1940 Iowa Senate election

← 1938 November 5, 1940 1942 →

29 out of 50 seats in the Iowa State Senate
26 seats needed for a majority
  Majority party Minority party
 
Party Republican Democratic
Last election 38 12
Seats after 45 5
Seat change Increase7 Decrease7

Results
     Democratic gain      Republican gain
     Democratic hold      Republican hold

The 1940 Iowa State Senate elections took place as part of the biennial 1940 United States elections. Iowa voters elected state senators in 29 of the state senate's 50 districts. State senators serve four-year terms in the Iowa State Senate.

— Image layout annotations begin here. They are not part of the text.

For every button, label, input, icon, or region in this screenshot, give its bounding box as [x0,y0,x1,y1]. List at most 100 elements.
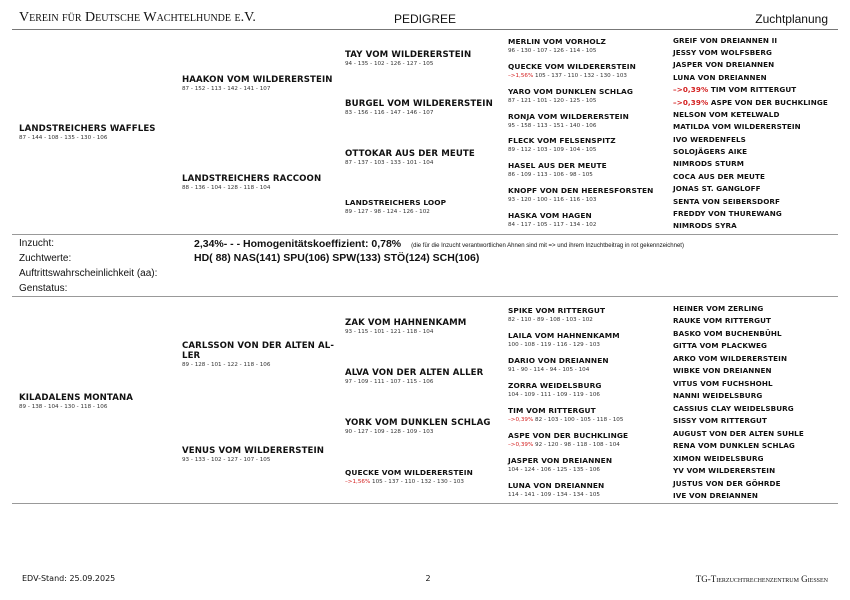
ancestor-entry: GITTA VOM PLACKWEG [673,341,843,350]
ancestor-name: SPIKE VOM RITTERGUT [508,305,606,315]
ancestor-name: NIMRODS SYRA [673,221,737,231]
page-number: 2 [425,574,431,583]
ancestor-entry: SENTA VON SEIBERSDORF [673,197,843,206]
ancestor-name: ALVA VON DER ALTEN ALLER [345,368,484,378]
ancestor-name: IVE VON DREIANNEN [673,491,759,501]
ancestor-name: DARIO VON DREIANNEN [508,355,609,365]
ancestor-entry: BURGEL VOM WILDERERSTEIN 83 - 156 - 116 -… [345,99,505,117]
ancestor-entry: COCA AUS DER MEUTE [673,172,843,181]
inzucht-note: (die für die Inzucht verantwortlichen Ah… [411,243,684,249]
ancestor-entry: KNOPF VON DEN HEERESFORSTEN 93 - 120 - 10… [508,186,673,204]
generation-5-column: GREIF VON DREIANNEN II JESSY VOM WOLFSBER… [673,34,843,232]
data-center: TG-Tierzuchtrechenzentrum Giessen [695,574,828,584]
ancestor-name: TIM VOM RITTERGUT [508,405,596,415]
ancestor-entry: MERLIN VOM VORHOLZ 96 - 130 - 107 - 126 -… [508,37,673,55]
generation-1-column: KILADALENS MONTANA 89 - 138 - 104 - 130 -… [19,302,169,502]
ancestor-entry: RENA VOM DUNKLEN SCHLAG [673,441,843,450]
ancestor-name: MERLIN VOM VORHOLZ [508,37,607,47]
ancestor-name: RONJA VOM WILDERERSTEIN [508,111,629,121]
breeding-values: 82 - 110 - 89 - 108 - 103 - 102 [508,316,593,323]
ancestor-entry: VENUS VOM WILDERERSTEIN 93 - 133 - 102 - … [182,446,342,464]
inbreeding-contribution: –>0,39% [673,85,709,95]
ancestor-entry: JESSY VOM WOLFSBERG [673,48,843,57]
inbreeding-contribution: –>1,56% [508,73,534,80]
ancestor-name: ZORRA WEIDELSBURG [508,380,602,390]
breeding-values: 87 - 121 - 101 - 120 - 125 - 105 [508,97,597,104]
breeding-values: 88 - 136 - 104 - 128 - 118 - 104 [182,184,271,191]
inbreeding-contribution: –>0,39% [508,441,534,448]
ancestor-entry: YV VOM WILDERERSTEIN [673,466,843,475]
ancestor-entry: TIM VOM RITTERGUT –>0,39% 82 - 103 - 100 … [508,406,673,424]
ancestor-name: FLECK VOM FELSENSPITZ [508,136,616,146]
ancestor-name: SOLOJÄGERS AIKE [673,147,748,157]
breeding-values: 93 - 120 - 100 - 116 - 116 - 103 [508,196,597,203]
breeding-values: 89 - 112 - 103 - 109 - 104 - 105 [508,147,597,154]
ancestor-name: AUGUST VON DER ALTEN SUHLE [673,428,804,438]
ancestor-entry: QUECKE VOM WILDERERSTEIN –>1,56% 105 - 13… [345,468,505,486]
inbreeding-contribution: –>0,39% [673,97,709,107]
ancestor-name: LANDSTREICHERS WAFFLES [19,124,156,134]
breeding-values: 90 - 127 - 109 - 128 - 109 - 103 [345,429,434,435]
ancestor-entry: JASPER VON DREIANNEN 104 - 124 - 106 - 12… [508,456,673,474]
ancestor-entry: OTTOKAR AUS DER MEUTE 87 - 137 - 103 - 13… [345,149,505,167]
ancestor-entry: HEINER VOM ZERLING [673,304,843,313]
ancestor-name: ARKO VOM WILDERERSTEIN [673,353,788,363]
ancestor-name: JONAS ST. GANGLOFF [673,184,761,194]
document-subtitle: Zuchtplanung [755,12,828,26]
ancestor-entry: SISSY VOM RITTERGUT [673,416,843,425]
ancestor-entry: –>0,39% ASPE VON DER BUCHKLINGE [673,98,843,107]
ancestor-entry: BASKO VOM BUCHENBÜHL [673,329,843,338]
ancestor-name: TIM VOM RITTERGUT [710,85,797,95]
ancestor-name: ZAK VOM HAHNENKAMM [345,318,467,328]
ancestor-name: NIMRODS STURM [673,159,745,169]
breeding-values: 114 - 141 - 109 - 134 - 134 - 105 [508,491,600,498]
genstatus-label: Genstatus: [19,283,68,294]
ancestor-entry: IVE VON DREIANNEN [673,491,843,500]
breeding-values: 89 - 138 - 104 - 130 - 118 - 106 [19,404,108,410]
breeding-values: 93 - 115 - 101 - 121 - 118 - 104 [345,329,434,335]
ancestor-entry: MATILDA VOM WILDERERSTEIN [673,122,843,131]
inbreeding-contribution: –>0,39% [508,416,534,423]
ancestor-entry: HAAKON VOM WILDERERSTEIN 87 - 152 - 113 -… [182,75,342,93]
ancestor-name: LANDSTREICHERS RACCOON [182,173,322,184]
breeding-values: 87 - 137 - 103 - 133 - 101 - 104 [345,159,434,166]
ancestor-entry: CASSIUS CLAY WEIDELSBURG [673,404,843,413]
inzucht-label: Inzucht: [19,238,55,249]
ancestor-name: RENA VOM DUNKLEN SCHLAG [673,441,795,451]
ancestor-entry: JONAS ST. GANGLOFF [673,184,843,193]
ancestor-entry: ALVA VON DER ALTEN ALLER 97 - 109 - 111 -… [345,368,505,386]
ancestor-entry: ZAK VOM HAHNENKAMM 93 - 115 - 101 - 121 -… [345,318,505,336]
ancestor-name: KILADALENS MONTANA [19,393,134,403]
ancestor-name: NELSON VOM KETELWALD [673,109,780,119]
ancestor-name: JASPER VON DREIANNEN [673,60,775,70]
ancestor-entry: ZORRA WEIDELSBURG 104 - 109 - 111 - 109 -… [508,381,673,399]
ancestor-entry: –>0,39% TIM VOM RITTERGUT [673,85,843,94]
ancestor-name: BURGEL VOM WILDERERSTEIN [345,99,493,110]
ancestor-name: YARO VOM DUNKLEN SCHLAG [508,86,634,96]
ancestor-name: COCA AUS DER MEUTE [673,171,766,181]
ancestor-name: IVO WERDENFELS [673,134,746,144]
ancestor-name: JASPER VON DREIANNEN [508,455,613,465]
ancestor-name: HASEL AUS DER MEUTE [508,161,607,171]
ancestor-entry: RAUKE VOM RITTERGUT [673,316,843,325]
ancestor-name: XIMON WEIDELSBURG [673,453,764,463]
ancestor-name: WIBKE VON DREIANNEN [673,366,772,376]
ancestor-entry: HASEL AUS DER MEUTE 86 - 109 - 113 - 106 … [508,161,673,179]
ancestor-name: CARLSSON VON DER ALTEN AL- LER [182,340,335,361]
ancestor-name: QUECKE VOM WILDERERSTEIN [508,62,636,72]
ancestor-entry: SOLOJÄGERS AIKE [673,147,843,156]
ancestor-entry: RONJA VOM WILDERERSTEIN 95 - 158 - 113 - … [508,112,673,130]
ancestor-entry: SPIKE VOM RITTERGUT 82 - 110 - 89 - 108 -… [508,306,673,324]
ancestor-entry: KILADALENS MONTANA 89 - 138 - 104 - 130 -… [19,393,169,411]
pedigree-block-dam: KILADALENS MONTANA 89 - 138 - 104 - 130 -… [0,302,850,502]
ancestor-name: SISSY VOM RITTERGUT [673,416,767,426]
ancestor-name: TAY VOM WILDERERSTEIN [345,49,472,60]
breeding-values: 97 - 109 - 111 - 107 - 115 - 106 [345,379,434,385]
ancestor-name: LUNA VON DREIANNEN [673,72,767,82]
ancestor-entry: FLECK VOM FELSENSPITZ 89 - 112 - 103 - 10… [508,136,673,154]
breeding-values: 105 - 137 - 110 - 132 - 130 - 103 [535,73,627,80]
ancestor-entry: NELSON VOM KETELWALD [673,110,843,119]
ancestor-entry: DARIO VON DREIANNEN 91 - 90 - 114 - 94 - … [508,356,673,374]
ancestor-name: ASPE VON DER BUCHKLINGE [508,430,629,440]
zuchtwerte-label: Zuchtwerte: [19,253,72,264]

A statewide map of the 50 state Senate districts in the 1940 elections is provided by the Iowa General Assembly here.

The primary election on June 3, 1940, determined which candidates appeared on the November 5, 1940 general election ballot.[1][2]

Following the previous election, Republicans had control of the Iowa state Senate with 38 seats to Democrats' 12 seats.

To claim control of the chamber from Republicans, the Democrats needed to net 14 Senate seats.

Republicans maintained control of the Iowa State Senate following the 1940 general election with the balance of power shifting to Republicans holding 45 seats and Democrats having 5 seats (a net gain of 7 seats for Republicans).

  1. ^ "Primary Election 1940 For State Senator" (PDF). Iowa General Assembly. Retrieved June 21, 2020.
  2. ^ "General Election 1940 For State Senator" (PDF). Iowa General Assembly. Retrieved June 21, 2020.